Would like to share my new bike that, I fix up all by myself.

Components List
- Dogma think2 65.1 8 (Frame size 470mm)
- Campagnolo BORA TWO ULTRA
- Pro Stealth EVO UD Carbon Handlebar and Stem (Compact Type) with PRO Bar tape
- Shimano Dura Ace 9070 Di2 (internal battery)
- Shimano Dura Ace 11 Speeds (11-28)
- Rotor QXL Chainring and 3D+ Crank set 
- ROTOR BB Ceramic Bearing 
- Selle Italia SLR Tekno Flow Saddle*Carbon
- Speedplay ZERO Titanium Pedals
- Elite Leggero Carbon Bottle Cage
- K-Edage PRO Road Chain Catches

Weighted at : 6.95kg.
BTW, I'm still trying to reduce the weight by another 100g....
any suggestion please let me know....


----------



## Cinelli 82220 (Dec 2, 2010)

Unusual to see Campagnolo wheels and Shimano drivetrain. 
Are they Bora 35s?
PRO carbon bars are pretty heavy for carbon, they are not intended to be super light.


----------



## rubber_duckie (Apr 24, 2012)

Cinelli 82220 said:


> Unusual to see Campagnolo wheels and Shimano drivetrain.
> Are they Bora 35s?
> PRO carbon bars are pretty heavy for carbon, they are not intended to be super light.


I think most people will go for Campy Wheels & drivetrain or Shimano only.
I felt my mix and match look alright. 

No, wheels is CAMPY BORA ULTRA 2 (50mm profile)
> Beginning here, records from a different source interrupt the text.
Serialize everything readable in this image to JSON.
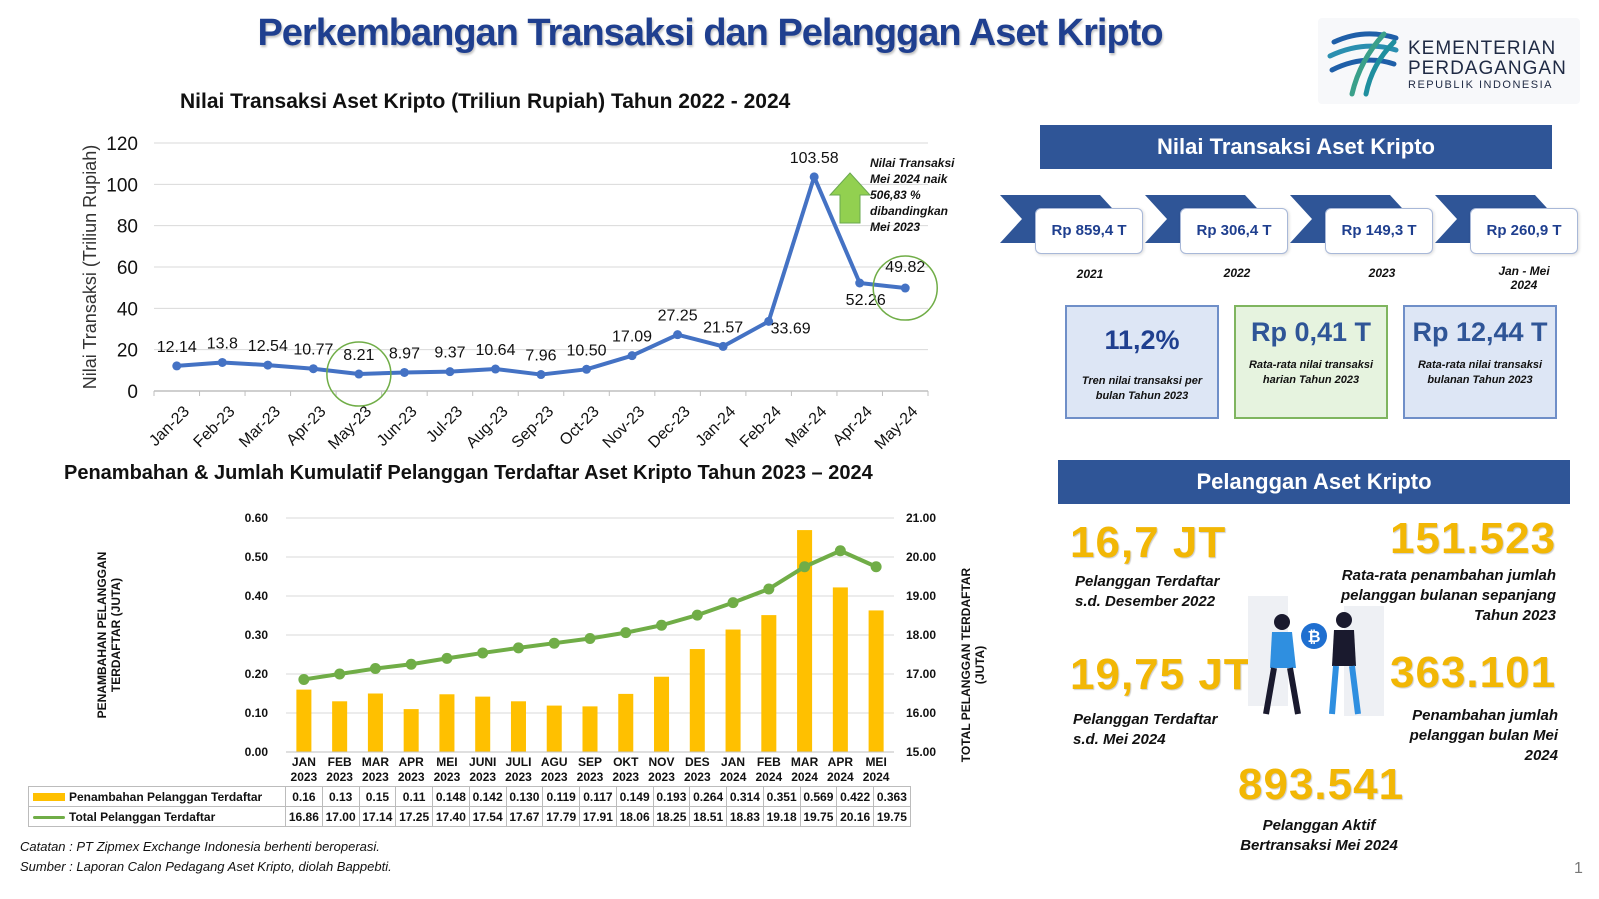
{
  "header": {
    "title": "Perkembangan Transaksi dan Pelanggan Aset Kripto",
    "logo_line1": "KEMENTERIAN",
    "logo_line2": "PERDAGANGAN",
    "logo_line3": "REPUBLIK INDONESIA"
  },
  "colors": {
    "navy": "#2f5597",
    "line_blue": "#4472c4",
    "bar_yellow": "#ffc000",
    "line_green": "#70ad47",
    "stat_gold": "#f2b705"
  },
  "chart_data": [
    {
      "type": "line",
      "title": "Nilai Transaksi Aset Kripto (Triliun Rupiah) Tahun 2022 - 2024",
      "ylabel": "Nilai Transaksi (Triliun Rupiah)",
      "xlabel": "",
      "ylim": [
        0,
        120
      ],
      "yticks": [
        0,
        20,
        40,
        60,
        80,
        100,
        120
      ],
      "grid": true,
      "categories": [
        "Jan-23",
        "Feb-23",
        "Mar-23",
        "Apr-23",
        "May-23",
        "Jun-23",
        "Jul-23",
        "Aug-23",
        "Sep-23",
        "Oct-23",
        "Nov-23",
        "Dec-23",
        "Jan-24",
        "Feb-24",
        "Mar-24",
        "Apr-24",
        "May-24"
      ],
      "values": [
        12.14,
        13.8,
        12.54,
        10.77,
        8.21,
        8.97,
        9.37,
        10.64,
        7.96,
        10.5,
        17.09,
        27.25,
        21.57,
        33.69,
        103.58,
        52.26,
        49.82
      ],
      "labels": [
        "12.14",
        "13.8",
        "12.54",
        "10.77",
        "8.21",
        "8.97",
        "9.37",
        "10.64",
        "7.96",
        "10.50",
        "17.09",
        "27.25",
        "21.57",
        "33.69",
        "103.58",
        "52.26",
        "49.82"
      ],
      "annotation": [
        "Nilai Transaksi",
        "Mei 2024 naik",
        "506,83 %",
        "dibandingkan",
        "Mei 2023"
      ]
    },
    {
      "type": "bar",
      "title": "Penambahan & Jumlah Kumulatif Pelanggan Terdaftar Aset Kripto Tahun 2023 – 2024",
      "ylabel": "PENAMBAHAN PELANGGAN TERDAFTAR (JUTA)",
      "y2label": "TOTAL PELANGGAN TERDAFTAR (JUTA)",
      "ylim": [
        0,
        0.6
      ],
      "yticks": [
        "0.00",
        "0.10",
        "0.20",
        "0.30",
        "0.40",
        "0.50",
        "0.60"
      ],
      "y2lim": [
        15,
        21
      ],
      "y2ticks": [
        "15.00",
        "16.00",
        "17.00",
        "18.00",
        "19.00",
        "20.00",
        "21.00"
      ],
      "grid": true,
      "categories": [
        [
          "JAN",
          "2023"
        ],
        [
          "FEB",
          "2023"
        ],
        [
          "MAR",
          "2023"
        ],
        [
          "APR",
          "2023"
        ],
        [
          "MEI",
          "2023"
        ],
        [
          "JUNI",
          "2023"
        ],
        [
          "JULI",
          "2023"
        ],
        [
          "AGU",
          "2023"
        ],
        [
          "SEP",
          "2023"
        ],
        [
          "OKT",
          "2023"
        ],
        [
          "NOV",
          "2023"
        ],
        [
          "DES",
          "2023"
        ],
        [
          "JAN",
          "2024"
        ],
        [
          "FEB",
          "2024"
        ],
        [
          "MAR",
          "2024"
        ],
        [
          "APR",
          "2024"
        ],
        [
          "MEI",
          "2024"
        ]
      ],
      "series": [
        {
          "name": "Penambahan Pelanggan Terdaftar",
          "type": "bar",
          "values": [
            0.16,
            0.13,
            0.15,
            0.11,
            0.148,
            0.142,
            0.13,
            0.119,
            0.117,
            0.149,
            0.193,
            0.264,
            0.314,
            0.351,
            0.569,
            0.422,
            0.363
          ],
          "labels": [
            "0.16",
            "0.13",
            "0.15",
            "0.11",
            "0.148",
            "0.142",
            "0.130",
            "0.119",
            "0.117",
            "0.149",
            "0.193",
            "0.264",
            "0.314",
            "0.351",
            "0.569",
            "0.422",
            "0.363"
          ]
        },
        {
          "name": "Total Pelanggan Terdaftar",
          "type": "line",
          "values": [
            16.86,
            17.0,
            17.14,
            17.25,
            17.4,
            17.54,
            17.67,
            17.79,
            17.91,
            18.06,
            18.25,
            18.51,
            18.83,
            19.18,
            19.75,
            20.16,
            19.75
          ],
          "labels": [
            "16.86",
            "17.00",
            "17.14",
            "17.25",
            "17.40",
            "17.54",
            "17.67",
            "17.79",
            "17.91",
            "18.06",
            "18.25",
            "18.51",
            "18.83",
            "19.18",
            "19.75",
            "20.16",
            "19.75"
          ]
        }
      ]
    }
  ],
  "transaksi": {
    "header": "Nilai Transaksi Aset Kripto",
    "years": [
      {
        "value": "Rp 859,4 T",
        "year": "2021"
      },
      {
        "value": "Rp 306,4 T",
        "year": "2022"
      },
      {
        "value": "Rp 149,3 T",
        "year": "2023"
      },
      {
        "value": "Rp 260,9 T",
        "year": "Jan - Mei 2024"
      }
    ],
    "kpis": [
      {
        "value": "11,2%",
        "desc": "Tren nilai transaksi per bulan Tahun 2023"
      },
      {
        "value": "Rp 0,41 T",
        "desc": "Rata-rata nilai transaksi harian Tahun 2023"
      },
      {
        "value": "Rp 12,44 T",
        "desc": "Rata-rata nilai transaksi bulanan Tahun 2023"
      }
    ]
  },
  "pelanggan": {
    "header": "Pelanggan Aset Kripto",
    "stats": [
      {
        "value": "16,7 JT",
        "desc": "Pelanggan Terdaftar s.d. Desember 2022"
      },
      {
        "value": "151.523",
        "desc": "Rata-rata penambahan jumlah pelanggan bulanan sepanjang Tahun 2023"
      },
      {
        "value": "19,75 JT",
        "desc": "Pelanggan Terdaftar s.d. Mei 2024"
      },
      {
        "value": "363.101",
        "desc": "Penambahan jumlah pelanggan bulan Mei 2024"
      },
      {
        "value": "893.541",
        "desc": "Pelanggan Aktif Bertransaksi Mei 2024"
      }
    ]
  },
  "footer": {
    "catatan": "Catatan : PT Zipmex Exchange Indonesia berhenti beroperasi.",
    "sumber": "Sumber : Laporan Calon Pedagang Aset Kripto, diolah Bappebti.",
    "page": "1"
  }
}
Yes, before wrap the bar tape was around 6.85kg.
I was shocked the bar tape is about 0.1kg
This bar tape got it during sales so is cheap..... 
May be will change to a lighter one...


----------



## Donn12 (Apr 10, 2012)

that is a very nice bike. personally I think a big ole dura ace crankset looks ugly on a dogma but I think your dura ace gruppo with rotor crank looks great.


----------



## rubber_duckie (Apr 24, 2012)

Donn12 said:


> that is a very nice bike. personally I think a big ole dura ace crankset looks ugly on a dogma but I think your dura ace gruppo with rotor crank looks great.



Thanks for your C&C. 
Yes, fully agreed. 
Shimano 4 arms crank and color doesn't really go well with dogma.

Below will be a link the same dogma as mine but with Shimano 9000 crank.
Just don't look at all.


Glory Cycles Product Reviews: Shimano Dura Ace 9000 Review


----------